I am an adult woman, and haven't felt like strangers were "policing" my anything since grade school. I don't smile. I've never dressed cute. I'm married to another woman and we've got problems but those problems aren't "the world is out to kill us because we didn't procreate with men." Dykes twice my age tell me how much harder everything was for them, back when most people thought if you were same-sex attracted that probably meant you were also an axe-murderer.

Can it be that you're giving the ranting of angry people online more weight than it ought to have? And maybe putting together things that actually aren't the same? I've watched the anti-work movement come into its own, with millenials. In parallel, I've watched (some) women decide the version of feminism that directed their aspirations towards becoming employees, and that denigrated unpaid homemaking and childcare as a waste of time for anyone who could have a job, was not the liberation they were looking for. And wage decline has been such that two adults raising kids don't necessarily manage to make ends meet. Whereas, a lot of these people remember their mothers being pressured to go back to work, at a time when financial need was not outright forcing them to earn a wage after they married.
queenslayerbee: Isabelle Adjany as Lucy Harker in 1979's "Nosferatu the Vampire". She's surrounded by darkness, looking over her shoulder while she wears a white nightgown and a cross as a necklace. A hand with long nails like a claw is reaching for her neck from the darkness behind her. (Default)

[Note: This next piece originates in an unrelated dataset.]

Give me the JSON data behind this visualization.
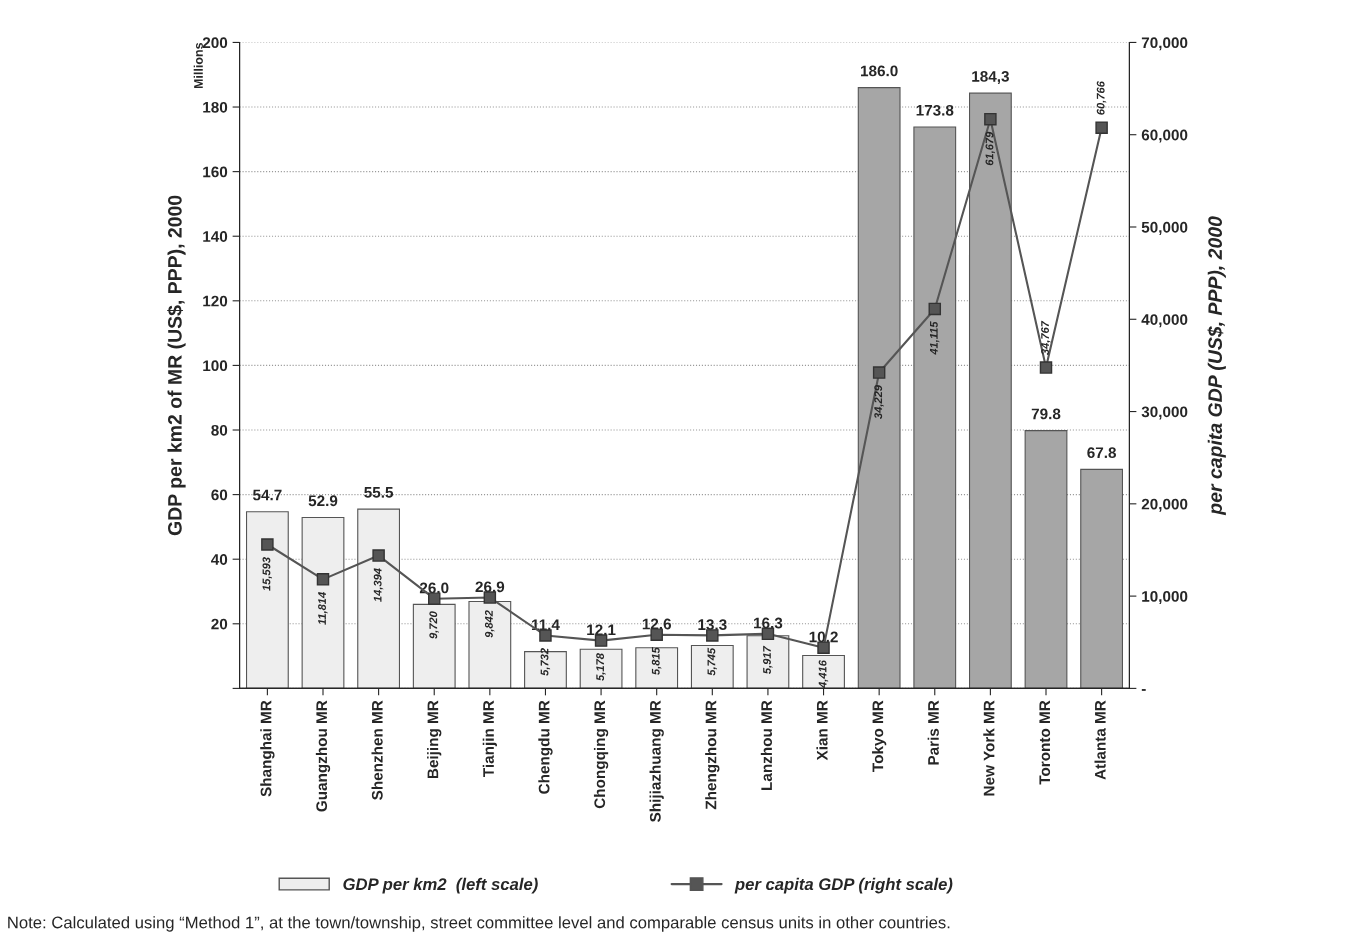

[personal profile] queenslayerbee 2023-07-30 09:35 pm (UTC)(link)
Fellow adult (late twenties, personally) gnc dyke here. Our experiences are very different in this respect so I'll just say I'm sincerely glad you haven't experienced that kind of policing attitude IRL yourself, but no, this is not just online. These last few years I haven't had it directed towards myself as often but I'm very aware it's solely because of the people with whom I choose (and I'm able) to surround myself. Now, if I had to see my catholic relatives or my very conservative hometown as often as I used to, things would be very different. And unlike me, many women can't avoid such environments.

I personally think it's very telling that this so-called anti-capitalist, "anti-work" movement isn't calling for men to become trophy husbands and SAHF and and and. Also, "when financial need was not outright forcing them to earn a wage after they married"... straight-up financial need within a family unit is hardly the main reason women fought to be in the work force. They should always have independent income from their husband because economic dependence is dangerous and used against them in abusive situations, which are hardly diminishing. Besides that, in the current economy these young women CERTAINLY need to have disposable income, AND they sound woefully naive about the dangers of depending on the whims of their romantic partners. At the very least you get to put some distance between yourself and a traditional employer.

Also generally speaking I don't think putting these kinds of things together is a reach. There is a reactionary misogynist wave hitting worldwide at the moment (on top of the misogyny that never left), and these don't happen in a vacuum, IMO.